William Marshall, 43, attacked Jennifer Edwards - a sports therapist who had moved from New Zealand in 2000 - at her home in Kirkcaldy in June 2015.
He went on to take cash from the 45-year-old's bank account. It was days later he dialled 999 claiming he had found his girlfriend dead.
Marshall originally faced a murder allegation before prosecutors accepted his guilty plea to culpable homicide.
He was remanded in custody ahead of next month's sentencing.
He had also been accused of repeatedly assaulting Ms Edwards between October 2010 and June 2015.
This included claims he threw Ms Edwards against a wall, hit her head against a kitchen worktop and tried to strike her with a knife.
A not-guilty plea was accepted for that charge.
A judge heard how Marshall had been spotted by a neighbour through a window watching TV on 13 June.

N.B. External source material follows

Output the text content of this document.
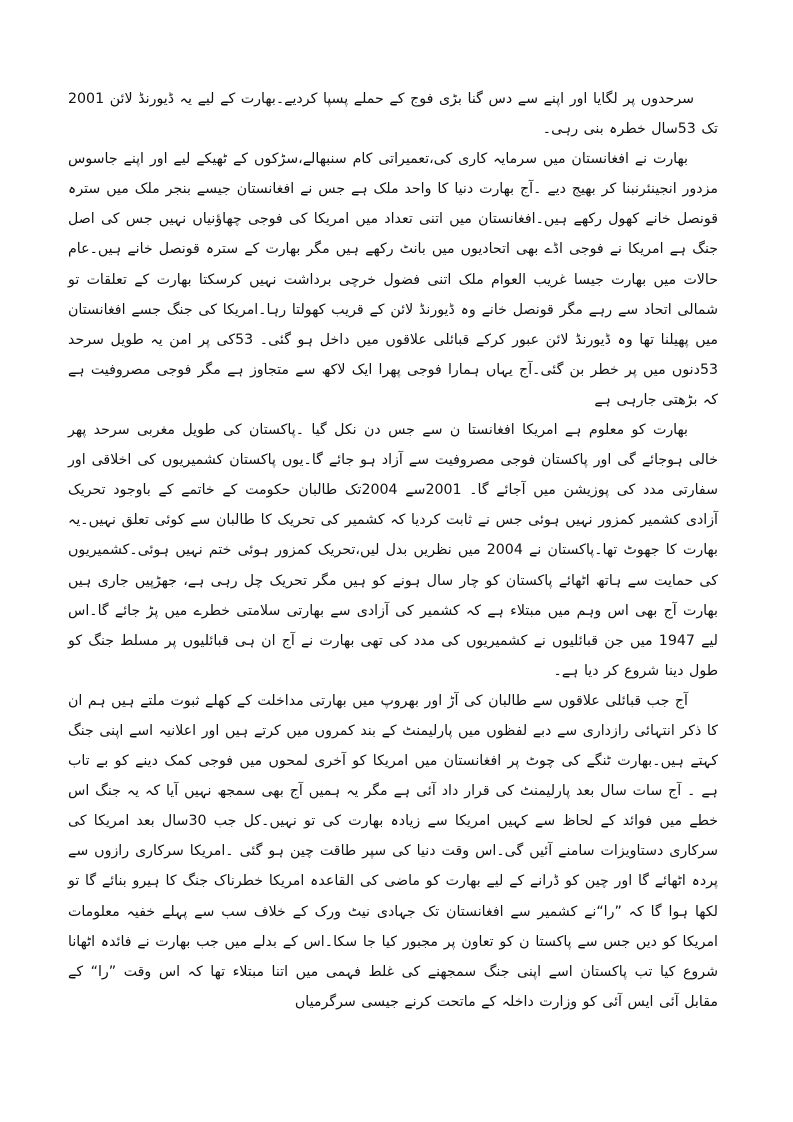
سرحدوں پر لگایا اور اپنے سے دس گنا بڑی فوج کے حملے پسپا کردیے۔بھارت کے لیے یہ ڈیورنڈ لائن 2001 تک 53سال خطرہ بنی رہی۔

بھارت نے افغانستان میں سرمایہ کاری کی،تعمیراتی کام سنبھالے،سڑکوں کے ٹھیکے لیے اور اپنے جاسوس مزدور انجینئرنبنا کر بھیج دیے ۔آج بھارت دنیا کا واحد ملک ہے جس نے افغانستان جیسے بنجر ملک میں سترہ قونصل خانے کھول رکھے ہیں۔افغانستان میں اتنی تعداد میں امریکا کی فوجی چھاؤنیاں نہیں جس کی اصل جنگ ہے امریکا نے فوجی اڈے بھی اتحادیوں میں بانٹ رکھے ہیں مگر بھارت کے سترہ قونصل خانے ہیں۔عام حالات میں بھارت جیسا غریب العوام ملک اتنی فضول خرچی برداشت نہیں کرسکتا بھارت کے تعلقات تو شمالی اتحاد سے رہے مگر قونصل خانے وہ ڈیورنڈ لائن کے قریب کھولتا رہا۔امریکا کی جنگ جسے افغانستان میں پھیلنا تھا وہ ڈیورنڈ لائن عبور کرکے قبائلی علاقوں میں داخل ہو گئی۔ 53کی پر امن یہ طویل سرحد 53دنوں میں پر خطر بن گئی۔آج یہاں ہمارا فوجی پھرا ایک لاکھ سے متجاوز ہے مگر فوجی مصروفیت ہے کہ بڑھتی جارہی ہے

بھارت کو معلوم ہے امریکا افغانستا ن سے جس دن نکل گیا ۔پاکستان کی طویل مغربی سرحد پھر خالی ہوجائے گی اور پاکستان فوجی مصروفیت سے آزاد ہو جائے گا۔یوں پاکستان کشمیریوں کی اخلاقی اور سفارتی مدد کی پوزیشن میں آجائے گا۔ 2001سے 2004تک طالبان حکومت کے خاتمے کے باوجود تحریک آزادی کشمیر کمزور نہیں ہوئی جس نے ثابت کردیا کہ کشمیر کی تحریک کا طالبان سے کوئی تعلق نہیں۔یہ بھارت کا جھوٹ تھا۔پاکستان نے 2004 میں نظریں بدل لیں،تحریک کمزور ہوئی ختم نہیں ہوئی۔کشمیریوں کی حمایت سے ہاتھ اٹھائے پاکستان کو چار سال ہونے کو ہیں مگر تحریک چل رہی ہے، جھڑپیں جاری ہیں بھارت آج بھی اس وہم میں مبتلاء ہے کہ کشمیر کی آزادی سے بھارتی سلامتی خطرے میں پڑ جائے گا۔اس لیے 1947 میں جن قبائلیوں نے کشمیریوں کی مدد کی تھی بھارت نے آج ان ہی قبائلیوں پر مسلط جنگ کو طول دینا شروع کر دیا ہے۔

آج جب قبائلی علاقوں سے طالبان کی آڑ اور بھروپ میں بھارتی مداخلت کے کھلے ثبوت ملتے ہیں ہم ان کا ذکر انتہائی رازداری سے دبے لفظوں میں پارلیمنٹ کے بند کمروں میں کرتے ہیں اور اعلانیہ اسے اپنی جنگ کہتے ہیں۔بھارت ٹنگے کی چوٹ پر افغانستان میں امریکا کو آخری لمحوں میں فوجی کمک دینے کو بے تاب ہے ۔ آج سات سال بعد پارلیمنٹ کی قرار داد آئی ہے مگر یہ ہمیں آج بھی سمجھ نہیں آیا کہ یہ جنگ اس خطے میں فوائد کے لحاظ سے کہیں امریکا سے زیادہ بھارت کی تو نہیں۔کل جب 30سال بعد امریکا کی سرکاری دستاویزات سامنے آئیں گی۔اس وقت دنیا کی سپر طاقت چین ہو گئی ۔امریکا سرکاری رازوں سے پردہ اٹھائے گا اور چین کو ڈرانے کے لیے بھارت کو ماضی کی القاعدہ امریکا خطرناک جنگ کا ہیرو بنائے گا تو لکھا ہوا گا کہ ”را“نے کشمیر سے افغانستان تک جہادی نیٹ ورک کے خلاف سب سے پہلے خفیہ معلومات امریکا کو دیں جس سے پاکستا ن کو تعاون پر مجبور کیا جا سکا۔اس کے بدلے میں جب بھارت نے فائدہ اٹھانا شروع کیا تب پاکستان اسے اپنی جنگ سمجھنے کی غلط فہمی میں اتنا مبتلاء تھا کہ اس وقت ”را“ کے مقابل آئی ایس آئی کو وزارت داخلہ کے ماتحت کرنے جیسی سرگرمیاں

It is now understood his girlfriend was dead and lying in the flat.
Prosecutor Keith O'Mahony: "A neighbour could see through the living room window he was watching television.
"It was noted this coincided with the live broadcast of a well-publicised football game."

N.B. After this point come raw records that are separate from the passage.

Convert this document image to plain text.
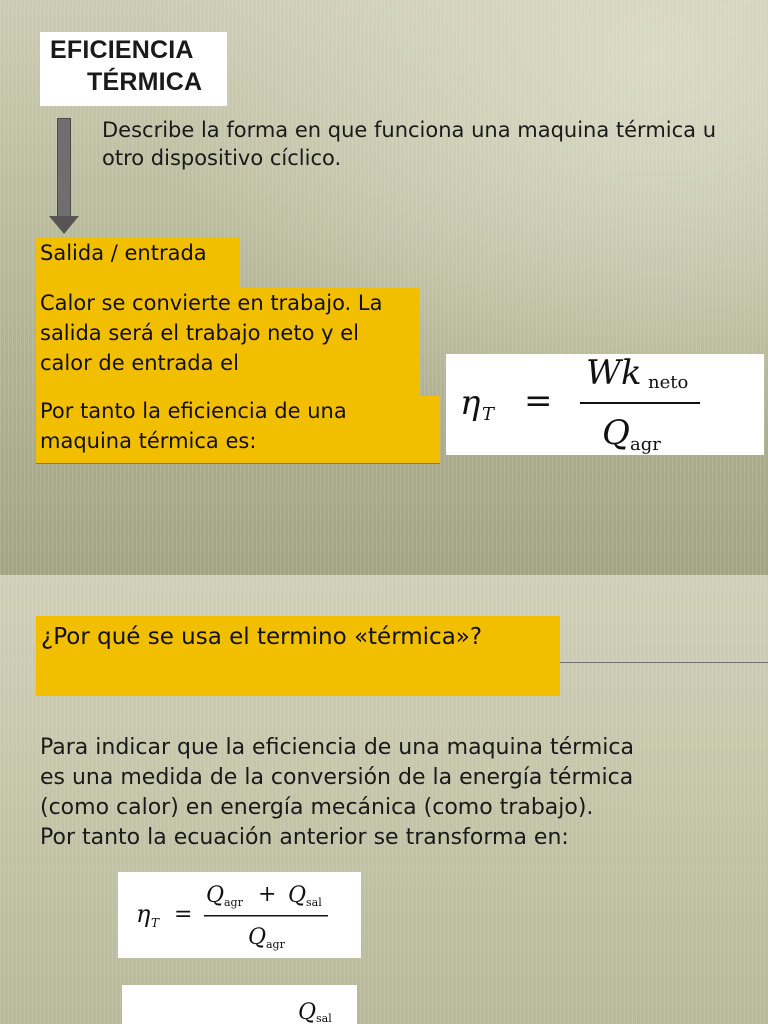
EFICIENCIA
TÉRMICA
Describe la forma en que funciona una maquina térmica u otro dispositivo cíclico.
Salida / entrada
Calor se convierte en trabajo. La salida será el trabajo neto y el calor de entrada el
Por tanto la eficiencia de una maquina térmica es:
η T =
Wk neto
Q agr
¿Por qué se usa el termino «térmica»?
Para indicar que la eficiencia de una maquina térmica
es una medida de la conversión de la energía térmica
(como calor) en energía mecánica (como trabajo).
Por tanto la ecuación anterior se transforma en:
η T =
Q agr + Q sal
Q agr
Q sal
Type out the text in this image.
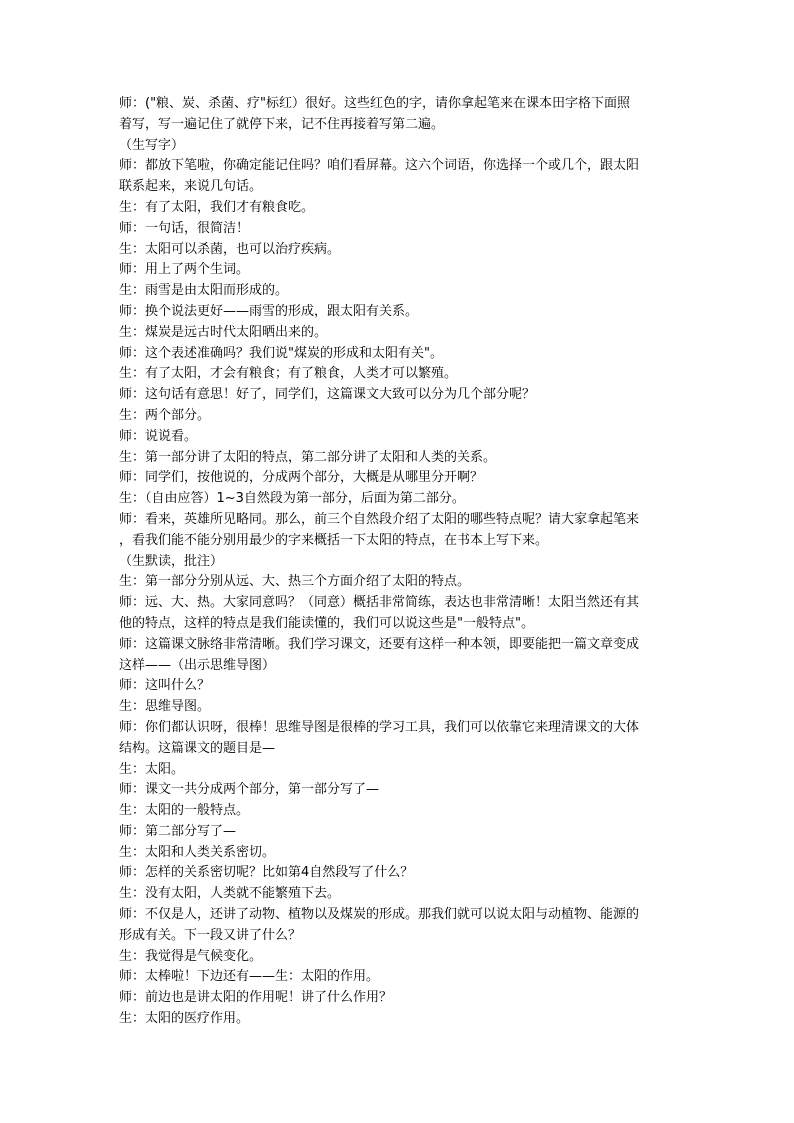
师：("粮、炭、杀菌、疗"标红）很好。这些红色的字，请你拿起笔来在课本田字格下面照
着写，写一遍记住了就停下来，记不住再接着写第二遍。
（生写字）
师：都放下笔啦，你确定能记住吗？咱们看屏幕。这六个词语，你选择一个或几个，跟太阳
联系起来，来说几句话。
生：有了太阳，我们才有粮食吃。
师：一句话，很简洁！
生：太阳可以杀菌，也可以治疗疾病。
师：用上了两个生词。
生：雨雪是由太阳而形成的。
师：换个说法更好——雨雪的形成，跟太阳有关系。
生：煤炭是远古时代太阳晒出来的。
师：这个表述准确吗？我们说"煤炭的形成和太阳有关"。
生：有了太阳，才会有粮食；有了粮食，人类才可以繁殖。
师：这句话有意思！好了，同学们，这篇课文大致可以分为几个部分呢？
生：两个部分。
师：说说看。
生：第一部分讲了太阳的特点，第二部分讲了太阳和人类的关系。
师：同学们，按他说的，分成两个部分，大概是从哪里分开啊？
生：（自由应答）1~3自然段为第一部分，后面为第二部分。
师：看来，英雄所见略同。那么，前三个自然段介绍了太阳的哪些特点呢？请大家拿起笔来
，看我们能不能分别用最少的字来概括一下太阳的特点，在书本上写下来。
（生默读，批注）
生：第一部分分别从远、大、热三个方面介绍了太阳的特点。
师：远、大、热。大家同意吗？（同意）概括非常简练，表达也非常清晰！太阳当然还有其
他的特点，这样的特点是我们能读懂的，我们可以说这些是"一般特点"。
师：这篇课文脉络非常清晰。我们学习课文，还要有这样一种本领，即要能把一篇文章变成
这样——（出示思维导图）
师：这叫什么？
生：思维导图。
师：你们都认识呀，很棒！思维导图是很棒的学习工具，我们可以依靠它来理清课文的大体
结构。这篇课文的题目是—
生：太阳。
师：课文一共分成两个部分，第一部分写了—
生：太阳的一般特点。
师：第二部分写了—
生：太阳和人类关系密切。
师：怎样的关系密切呢？比如第4自然段写了什么？
生：没有太阳，人类就不能繁殖下去。
师：不仅是人，还讲了动物、植物以及煤炭的形成。那我们就可以说太阳与动植物、能源的
形成有关。下一段又讲了什么？
生：我觉得是气候变化。
师：太棒啦！下边还有——生：太阳的作用。
师：前边也是讲太阳的作用呢！讲了什么作用？
生：太阳的医疗作用。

Scotland played the Republic of Ireland that evening in a European Championship qualifier in Dublin.
It was the next day Marshall dialled 999 insisting he had "come home" and found Ms Edwards "was not breathing".
Marshall, from Cowdenbeath, had previously been convicted of attacking Ms Edwards, who once told a friend she feared he would one day kill her.
The couple had been in a five-year relationship before the killing.
Ms Edwards moved to Scotland from New Zealand in 2000. She was a sports therapist at a number of gyms before working from home.
The High Court in Glasgow heard Marshall was already known to be violent towards her.
In 2014, Marshall was fined after being convicted of assaulting Ms Edwards.
Mr O'Mahony said there were a total of 84 "domestic incidents" logged by police.
He said: "Numerous witnesses speak of Miss Edwards complaining about Marshall's violence.
"He also made an admission to a family member that he had given her a black eye.
"In March 2015, she told a friend she was frightened he might kill her one day."
A post mortem examination revealed Ms Edwards had suffered bleeding on the brain.
It was found she had "sustained a number of blunt force injuries" but the "exact mechanism" could not be determined.
Mr O'Mahony said: "Death was placed at two to four days prior to her discovery."
Gordon Martin, defending, said Marshall's memory of the fatal attack was that he pushed his girlfriend, causing her to bang her head.
However, Judge Lady Rae questioned that, stating: "That does not seem consistent to the [guilty] plea to me."